Maybe it's time to reboot your definition. For the men and women behind this cookbook, Potluck is all about growing community, nourishing their neighbor by serving great food.
This hefty 300 page cookbook boasts a variety of dinner dishes that I can imagine serving up at a Potluck or at the family table, perhaps dividing a recipe if needed. And believe me, it's Southern to the bone. Sweet potato biscuits with ham on 'em, anybody? How about a slice of four layer Mango-Tango cake? I thought you'd say yes! Add some Crowder Pea Salad and a sticky-sweet Wendy's Friendship roll, and you've got it.
Don't let the down home simplicity fool you though... there are plenty of elegant dishes: Flourless Chocolate Cayenne Cake with Cinnamon Whipped Cream, for example. Gigi's Pavlova Meringue with Passion Fruit. Bacon Leek Tart in Puff Pastry. Crispy Herbed Goat Cheese Croquettes. Silky Butternut Squash Bisque.
Heartiness and flavor are the must-haves, whether cooking with local or exotic ingredients, and the dishes have already been Delicious Factor tested by the Potlucker Crowd, so all you have to do is see if you agree with them.
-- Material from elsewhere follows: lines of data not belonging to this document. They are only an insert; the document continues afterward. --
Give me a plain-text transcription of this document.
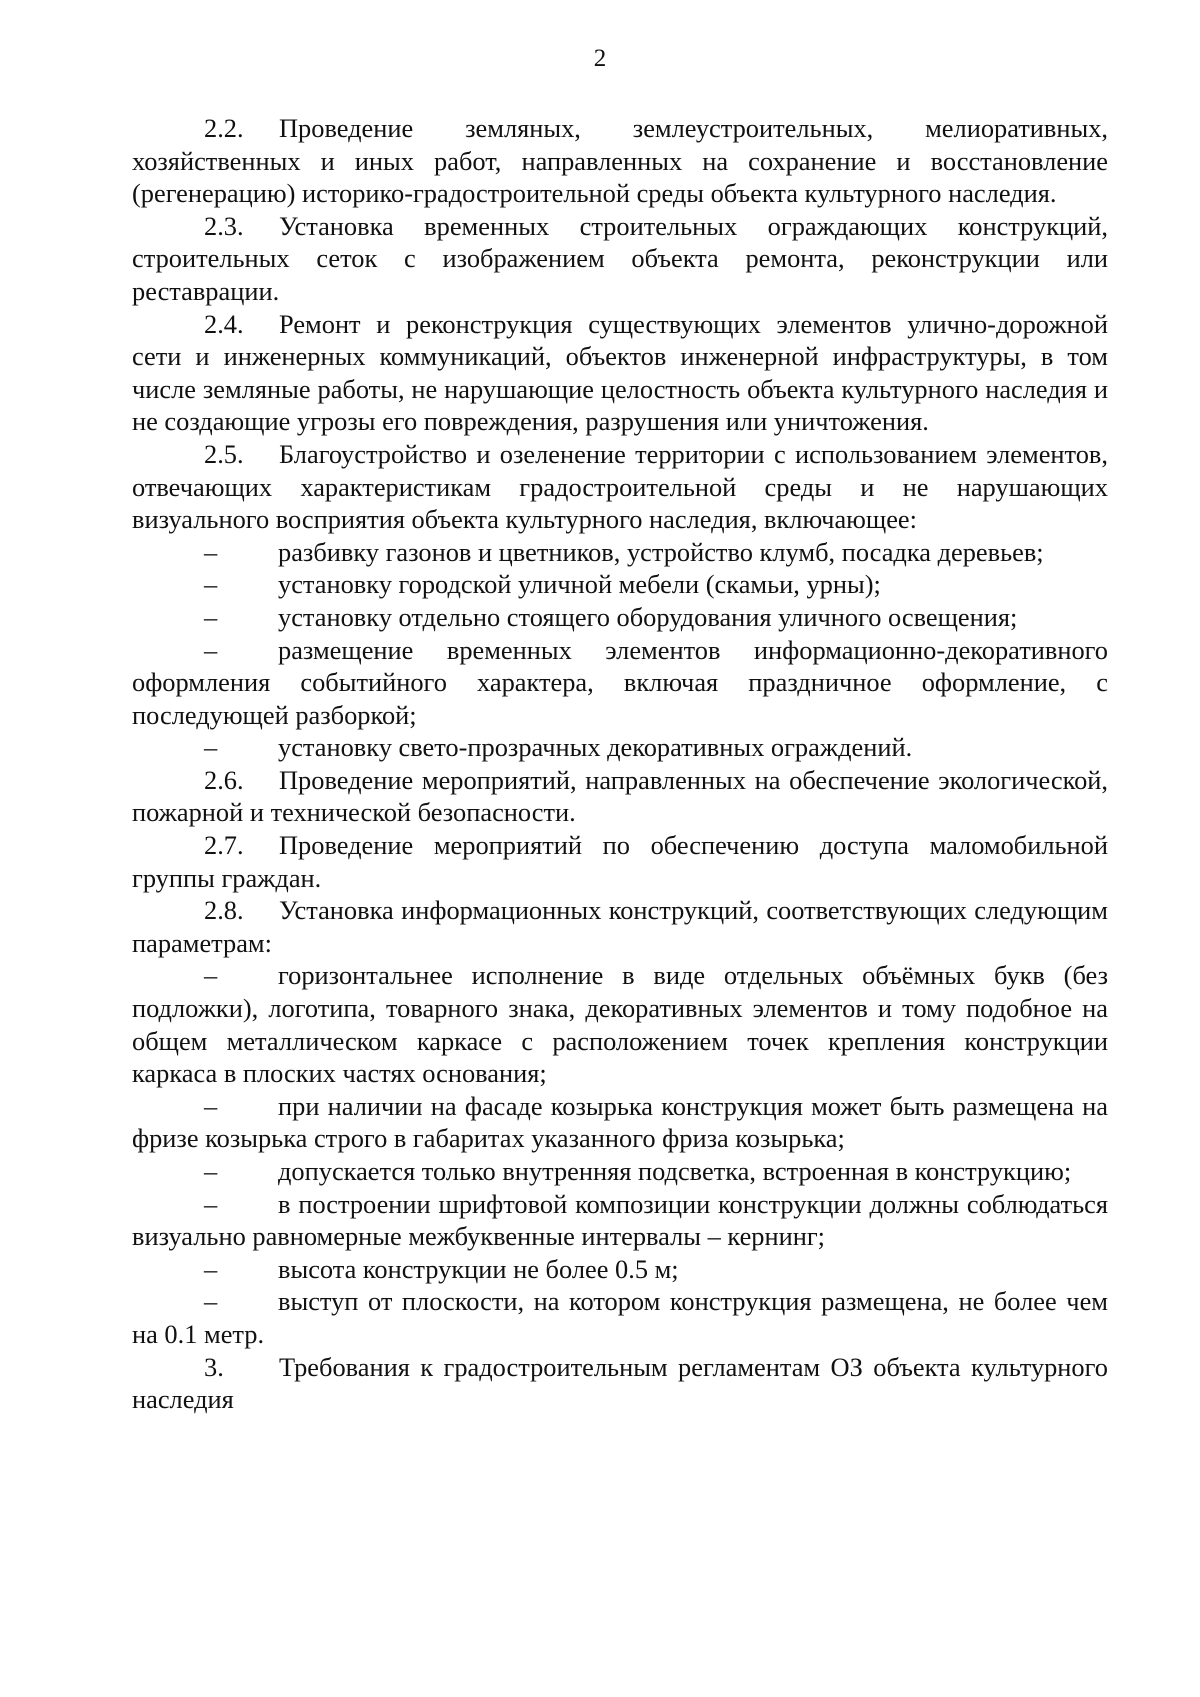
2

2.2. Проведение земляных, землеустроительных, мелиоративных, хозяйственных и иных работ, направленных на сохранение и восстановление (регенерацию) историко-градостроительной среды объекта культурного наследия.

2.3. Установка временных строительных ограждающих конструкций, строительных сеток с изображением объекта ремонта, реконструкции или реставрации.

2.4. Ремонт и реконструкция существующих элементов улично-дорожной сети и инженерных коммуникаций, объектов инженерной инфраструктуры, в том числе земляные работы, не нарушающие целостность объекта культурного наследия и не создающие угрозы его повреждения, разрушения или уничтожения.

2.5. Благоустройство и озеленение территории с использованием элементов, отвечающих характеристикам градостроительной среды и не нарушающих визуального восприятия объекта культурного наследия, включающее:

– разбивку газонов и цветников, устройство клумб, посадка деревьев;

– установку городской уличной мебели (скамьи, урны);

– установку отдельно стоящего оборудования уличного освещения;

– размещение временных элементов информационно-декоративного оформления событийного характера, включая праздничное оформление, с последующей разборкой;

– установку свето-прозрачных декоративных ограждений.

2.6. Проведение мероприятий, направленных на обеспечение экологической, пожарной и технической безопасности.

2.7. Проведение мероприятий по обеспечению доступа маломобильной группы граждан.

2.8. Установка информационных конструкций, соответствующих следующим параметрам:

– горизонтальнее исполнение в виде отдельных объёмных букв (без подложки), логотипа, товарного знака, декоративных элементов и тому подобное на общем металлическом каркасе с расположением точек крепления конструкции каркаса в плоских частях основания;

– при наличии на фасаде козырька конструкция может быть размещена на фризе козырька строго в габаритах указанного фриза козырька;

– допускается только внутренняя подсветка, встроенная в конструкцию;

– в построении шрифтовой композиции конструкции должны соблюдаться визуально равномерные межбуквенные интервалы – кернинг;

– высота конструкции не более 0.5 м;

– выступ от плоскости, на котором конструкция размещена, не более чем на 0.1 метр.

3. Требования к градостроительным регламентам ОЗ объекта культурного наследия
As the back cover assures us, "No rules. It's Potluck!"
I could joke that "No rules!" will probably get easier if you serve one of the recipes with gin in it. Or bourbon. Or tequila.
Just kidding. :) There ARE several liquor related recipes, but that probably won't be a problem for many cooks.
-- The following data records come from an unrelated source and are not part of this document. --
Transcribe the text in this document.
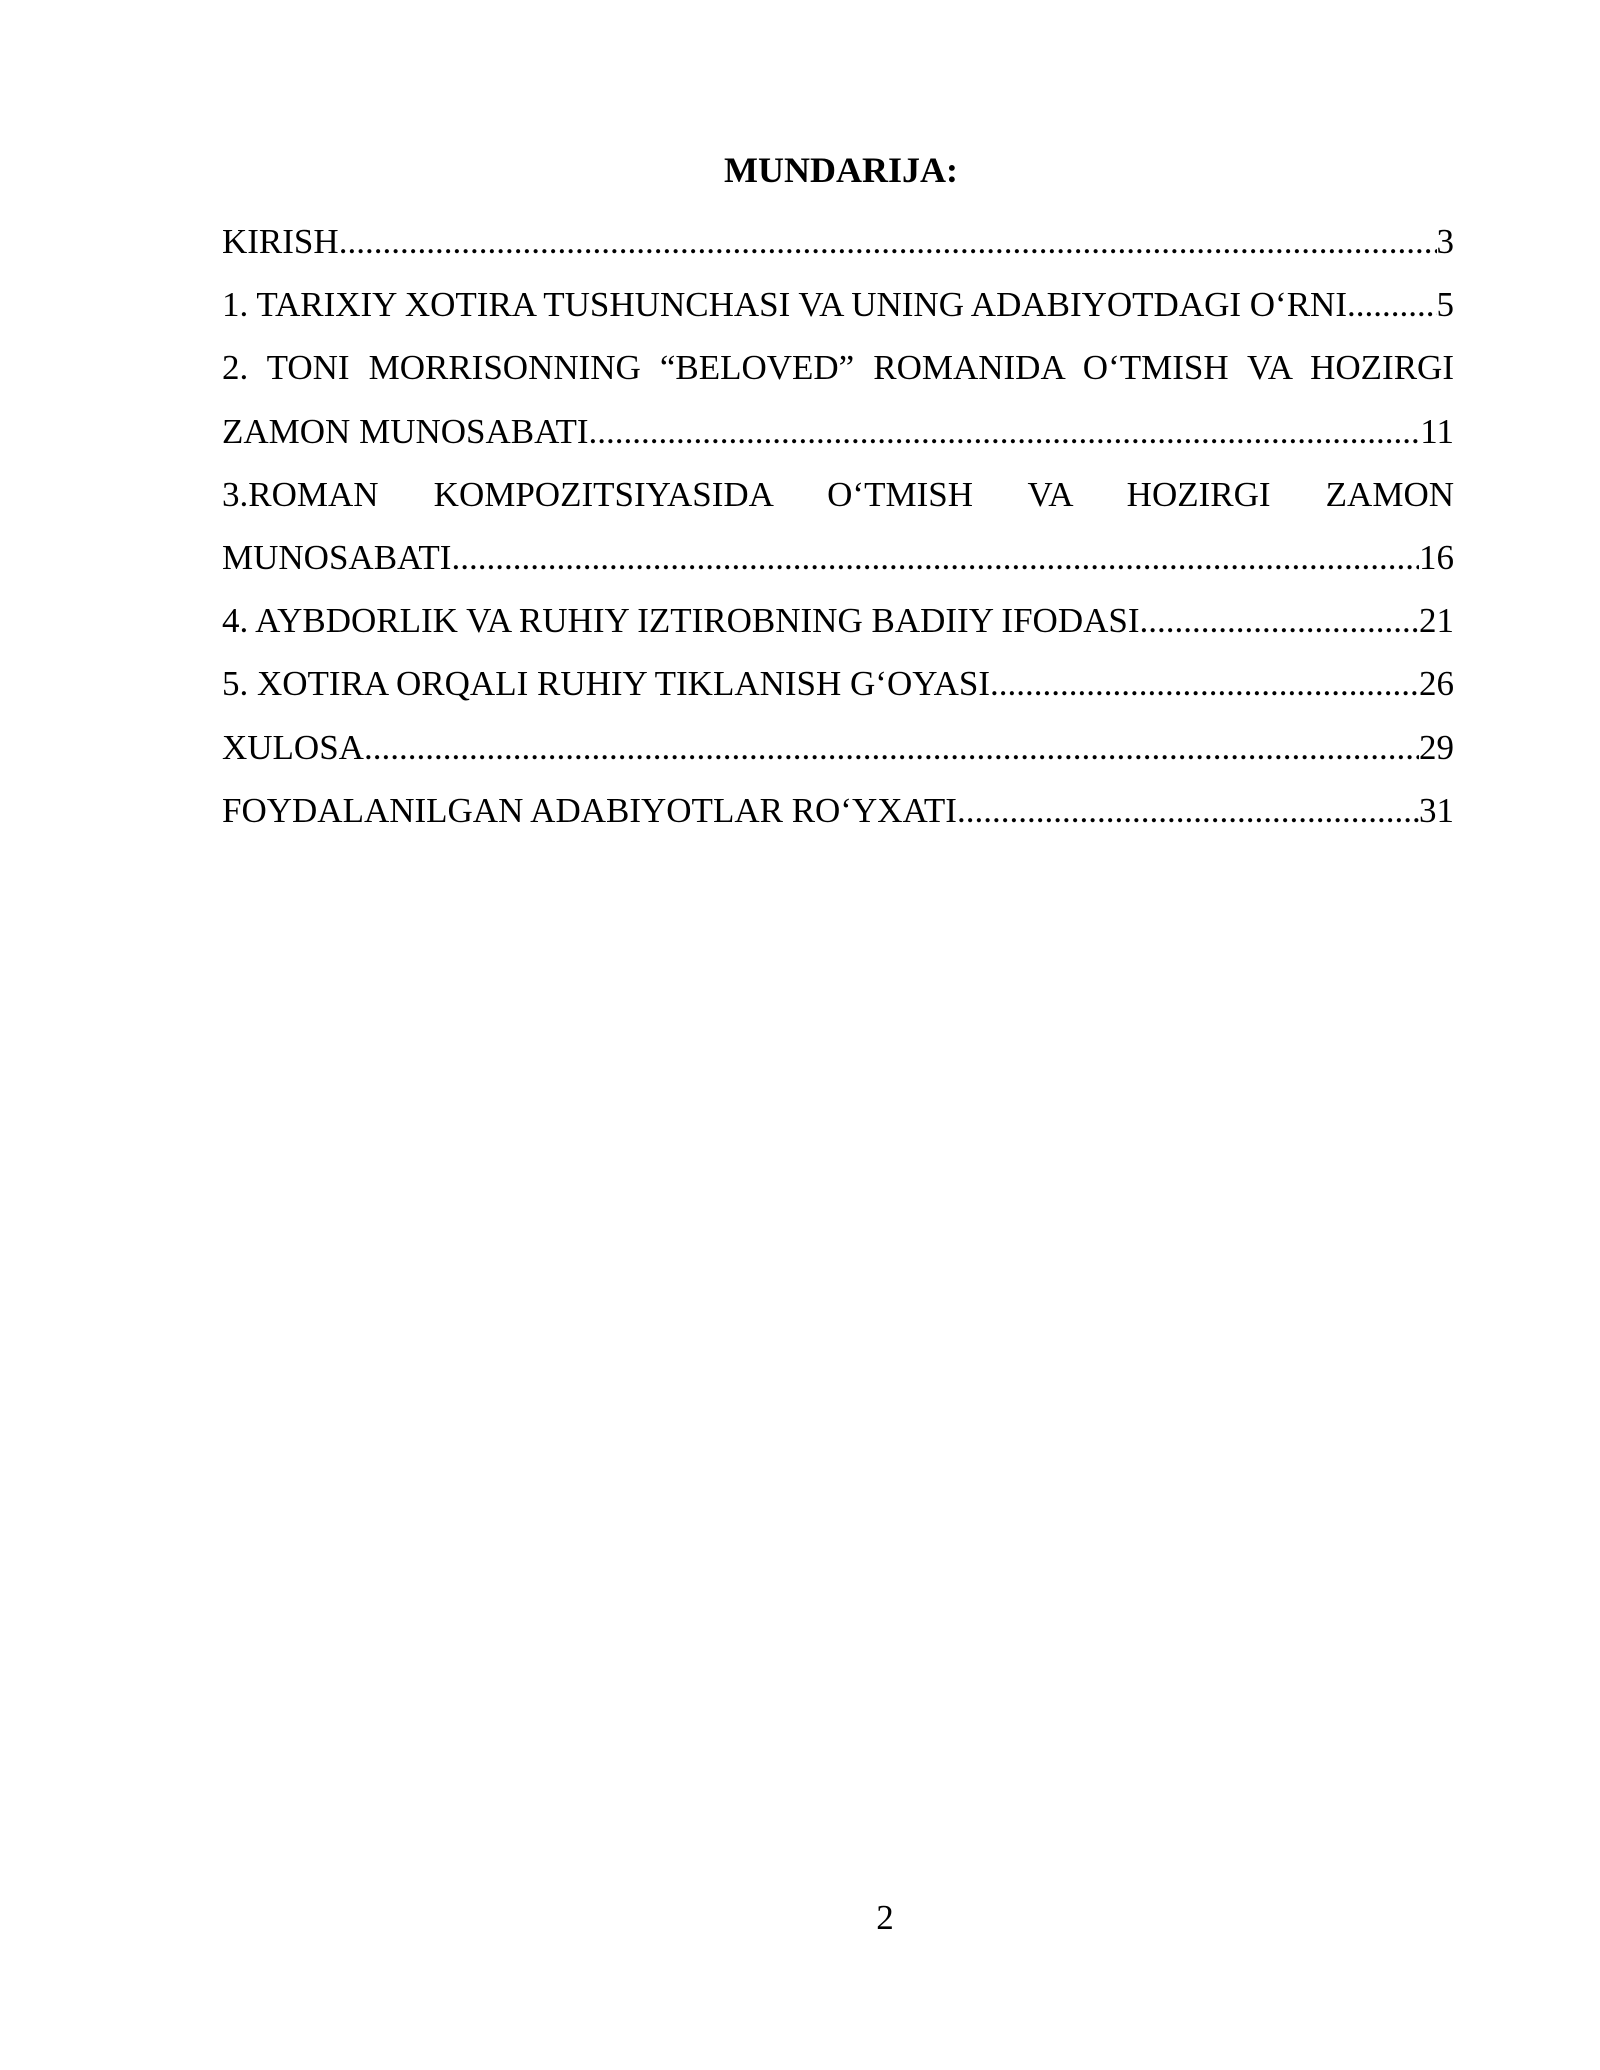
MUNDARIJA:
KIRISH .....	3
1. TARIXIY XOTIRA TUSHUNCHASI VA UNING ADABIYOTDAGI O‘RNI. ..... 5
2. TONI MORRISONNING “BELOVED” ROMANIDA O‘TMISH VA HOZIRGI
ZAMON MUNOSABATI .....	11
3.ROMAN KOMPOZITSIYASIDA O‘TMISH VA HOZIRGI ZAMON
MUNOSABATI .....	16
4. AYBDORLIK VA RUHIY IZTIROBNING BADIIY IFODASI .....	21
5. XOTIRA ORQALI RUHIY TIKLANISH G‘OYASI .....	26
XULOSA .....	29
FOYDALANILGAN ADABIYOTLAR RO‘YXATI .....	31
2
(I would prefer my Potlucks to be temperate and perhaps that's my bad experience talking, from this week with a family get together and a cooler full of cold beer. Alcohol has never improved a party I've attended. Sigh.)
So, just modify the refreshing beverages like the Spring Tonic.
Keep the cucumbers and the lime, skip the liquor, and let a drink actually bless your liver for once!
There are many food photographs in this book, and every cook knows that's half the enjoyment.... looking at the finished dish and savoring the idea of completing the recipe yourself. There's not a photo for each recipe, but there are enough that you can have fun flipping through and getting ideas.
That's exactly what my sister-Chef did when I gave her The Third Thursday Potluck Cookbook. She sat down and savored the reading. Along with the recipes, other foodie stories are included. There's a story about the incredible fig tree that produced enough fruit for one hundred pints of preserves, a recollection about The Peach Truck that drove through Georgia, thoughts on the allure of burgers, and as essay on how to make your own ketchup.
This is a cookbook that will compel you to, well, cook!
Thank you BookLook for my review copy!